What comics I did read were never of the superhero variety. I liked grittier stuff like Sergeant Rock and Eerie. And of course every straight male adolescent growing up in the 1980s liked to sneak a peek at Heavy Metal.
Now that I’m older and have more spare cash, plus a kid getting into comics, I’m beginning to learn about a vast field of literature I’ve missed. Superheroes still don’t interest me (or my son) but I’ve found some really good stories set in the real world.
One of the best is The Sheriff of Babylon, published by Vertigo. A collection of the first six issues is out now.

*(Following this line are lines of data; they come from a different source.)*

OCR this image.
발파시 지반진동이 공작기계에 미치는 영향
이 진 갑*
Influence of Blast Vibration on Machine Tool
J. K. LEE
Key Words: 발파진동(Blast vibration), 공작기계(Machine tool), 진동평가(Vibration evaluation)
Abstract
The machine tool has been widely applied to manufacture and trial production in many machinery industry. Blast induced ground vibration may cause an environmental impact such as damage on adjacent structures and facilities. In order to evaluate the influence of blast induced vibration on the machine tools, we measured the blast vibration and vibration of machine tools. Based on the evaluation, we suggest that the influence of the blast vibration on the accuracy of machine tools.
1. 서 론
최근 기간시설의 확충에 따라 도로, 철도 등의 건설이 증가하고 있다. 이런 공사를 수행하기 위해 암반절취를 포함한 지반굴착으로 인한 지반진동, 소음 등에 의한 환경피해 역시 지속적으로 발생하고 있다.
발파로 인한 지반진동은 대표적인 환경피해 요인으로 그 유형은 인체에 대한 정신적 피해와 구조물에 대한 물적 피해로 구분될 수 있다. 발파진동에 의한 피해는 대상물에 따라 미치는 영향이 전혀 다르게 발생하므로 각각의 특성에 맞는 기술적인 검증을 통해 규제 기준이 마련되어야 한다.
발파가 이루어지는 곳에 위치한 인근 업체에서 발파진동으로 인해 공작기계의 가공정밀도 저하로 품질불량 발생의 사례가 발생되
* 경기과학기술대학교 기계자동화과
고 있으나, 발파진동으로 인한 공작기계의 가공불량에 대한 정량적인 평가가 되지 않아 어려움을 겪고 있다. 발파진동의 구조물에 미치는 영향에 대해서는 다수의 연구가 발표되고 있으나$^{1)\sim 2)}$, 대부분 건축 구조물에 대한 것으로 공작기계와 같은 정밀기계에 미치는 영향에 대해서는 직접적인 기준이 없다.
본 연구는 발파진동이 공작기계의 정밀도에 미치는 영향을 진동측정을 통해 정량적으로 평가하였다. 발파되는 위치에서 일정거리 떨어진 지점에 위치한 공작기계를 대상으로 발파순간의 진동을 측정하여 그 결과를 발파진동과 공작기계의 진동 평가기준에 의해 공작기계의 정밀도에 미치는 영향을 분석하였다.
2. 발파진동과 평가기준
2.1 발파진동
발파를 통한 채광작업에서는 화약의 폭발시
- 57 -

The setting is Baghdad in 2003, as the American occupiers scramble to reorganize the country. Former police officer Christopher Henry has taken a lucrative contractor job to help train the new Iraqi police force. When one of his recruits gets murdered along with his entire family, Christopher tries to investigate the killing. He enlists the aid of Nassir al Maghreb, a former police investigator from Saddam’s regime who everyone from the CIA to a shadowy militia seem to be after. He also joins forces with Saffiya al Agani, a female Iraqi politician who spent most of her life in exile in the United States and has returned to join the interim government. Soon they find themselves in over their heads trying to make sense of Iraq’s Byzantine politics and warring factions.
Writer Tom King worked a brief stint in Iraq as a CIA operative and brings an insider’s knowledge to the story. Artist Mitch Gerards knows his subject too, and fills the larger panels with telling details.